C’est la première rencontre de l’Union Européenne (UE) avec l’Afrique du Sud, et c’est le premier sommet organisé avec un pays tiers depuis que la France préside l’UE. Ce baptême s’ouvre ce vendredi à Bordeaux, dans le Sud-Ouest de la France. A cette occasion, le chef d’Etat sud-africain Thabo Mbeki s’entretiendra avec Nicolas Sarkozy – le président français aux commandes de l’Europe pour six mois – et le président de la Commission Européenne, José Manuel Barroso.

« Approfondir un peu plus les relations »

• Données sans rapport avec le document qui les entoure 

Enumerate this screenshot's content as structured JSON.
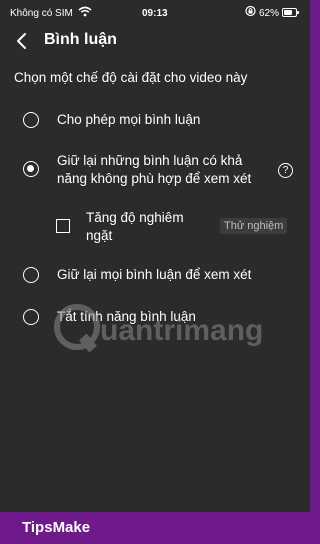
{
  "status_bar": {
    "carrier": "Không có SIM",
    "time": "09:13",
    "battery": "62%",
    "battery_level": 0.62
  },
  "header": {
    "title": "Bình luận"
  },
  "prompt": "Chọn một chế độ cài đặt cho video này",
  "options": [
    {
      "label": "Cho phép mọi bình luận",
      "selected": false
    },
    {
      "label_line1": "Giữ lại những bình luận có khả",
      "label_line2": "năng không phù hợp để xem xét",
      "selected": true,
      "help_icon": "?"
    },
    {
      "label": "Giữ lại mọi bình luận để xem xét",
      "selected": false
    },
    {
      "label": "Tắt tính năng bình luận",
      "selected": false
    }
  ],
  "sub_option": {
    "label_line1": "Tăng độ nghiêm",
    "label_line2": "ngặt",
    "badge": "Thử nghiệm",
    "checked": false
  },
  "watermark": {
    "text": "uantrimang",
    "letter": "Q"
  },
  "brand": "TipsMake"
}
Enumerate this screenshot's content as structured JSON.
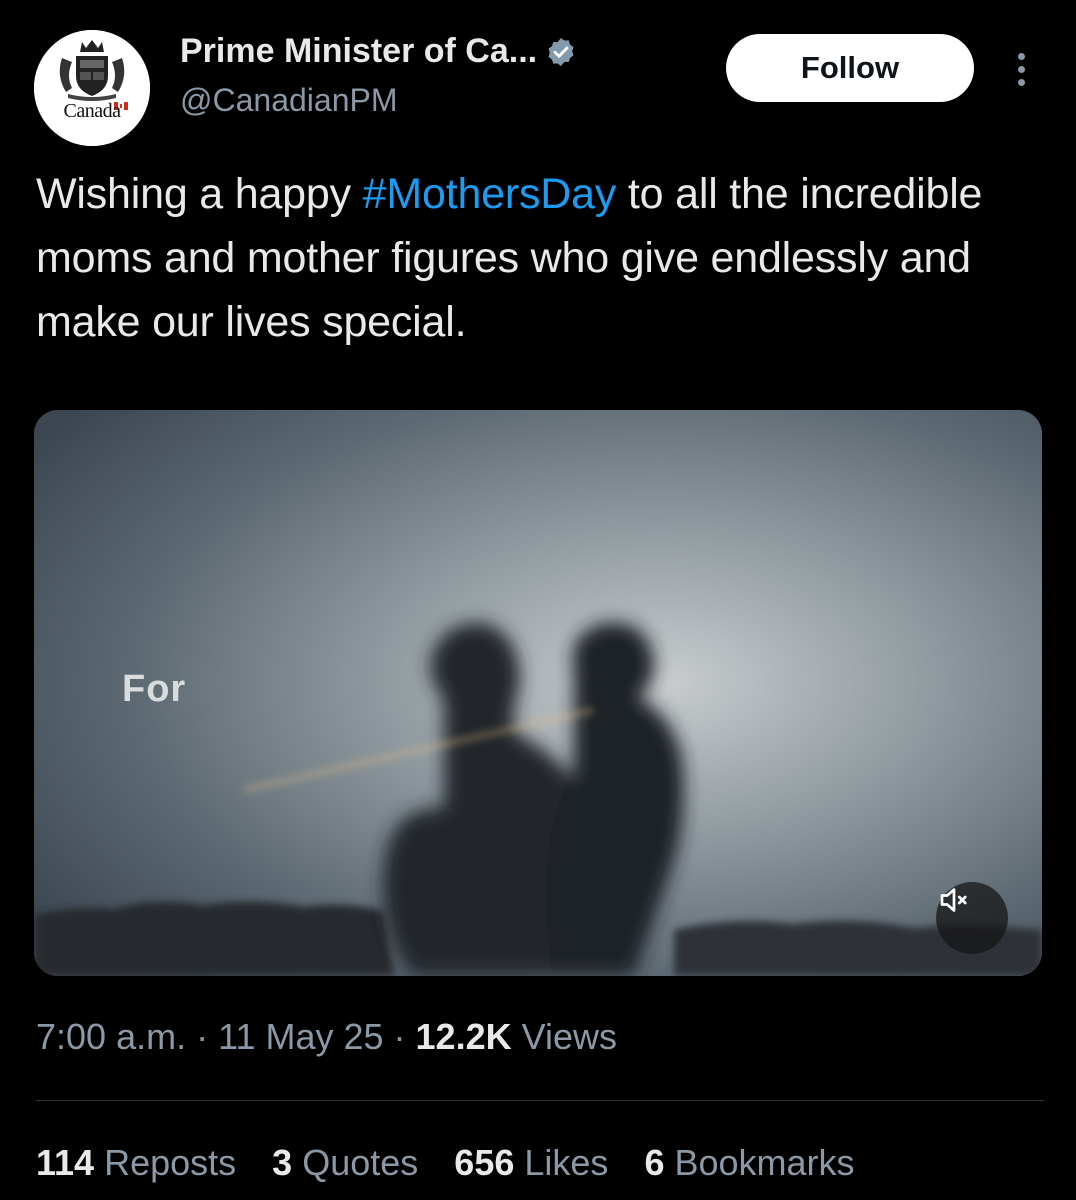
{
  "account": {
    "display_name": "Prime Minister of Ca...",
    "handle": "@CanadianPM",
    "avatar_wordmark": "Canada",
    "verified": true
  },
  "actions": {
    "follow_label": "Follow",
    "more_icon": "ellipsis-vertical-icon"
  },
  "tweet": {
    "text_before": "Wishing a happy ",
    "hashtag": "#MothersDay",
    "text_after": " to all the incredible moms and mother figures who give endlessly and make our lives special."
  },
  "media": {
    "caption": "For",
    "mute_icon": "volume-muted-icon"
  },
  "meta": {
    "time": "7:00 a.m.",
    "date": "11 May 25",
    "views_count": "12.2K",
    "views_label": "Views"
  },
  "stats": [
    {
      "count": "114",
      "label": "Reposts"
    },
    {
      "count": "3",
      "label": "Quotes"
    },
    {
      "count": "656",
      "label": "Likes"
    },
    {
      "count": "6",
      "label": "Bookmarks"
    }
  ],
  "colors": {
    "background": "#000000",
    "hashtag": "#1d9bf0",
    "verified_badge": "#829aab",
    "secondary_text": "#8b98a5"
  }
}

« Un des objectifs principaux de la rencontre] est d’approfondir un peu plus les relations entre l’Afrique du Sud et l’Union Européenne », a expliqué le gouvernement sud-africain dans un communiqué. L’Afrique du Sud, puissance économique montante, constitue en effet un partenaire commercial de choix pour les Vingt-Sept : l’UE est le principal investisseur de la nation arc-en-ciel, qui en retour destine la majeure partie de ses exportations au marché européen. C’est forte de ces liens que l’UE compte renégocier les [Accords de Partenariat Economique (APE), qui stagnent sous la pression de l’Afrique du Sud, qui ne fait d’ailleurs pas partie des pays Afrique Caraïbe Pacifique (ACP).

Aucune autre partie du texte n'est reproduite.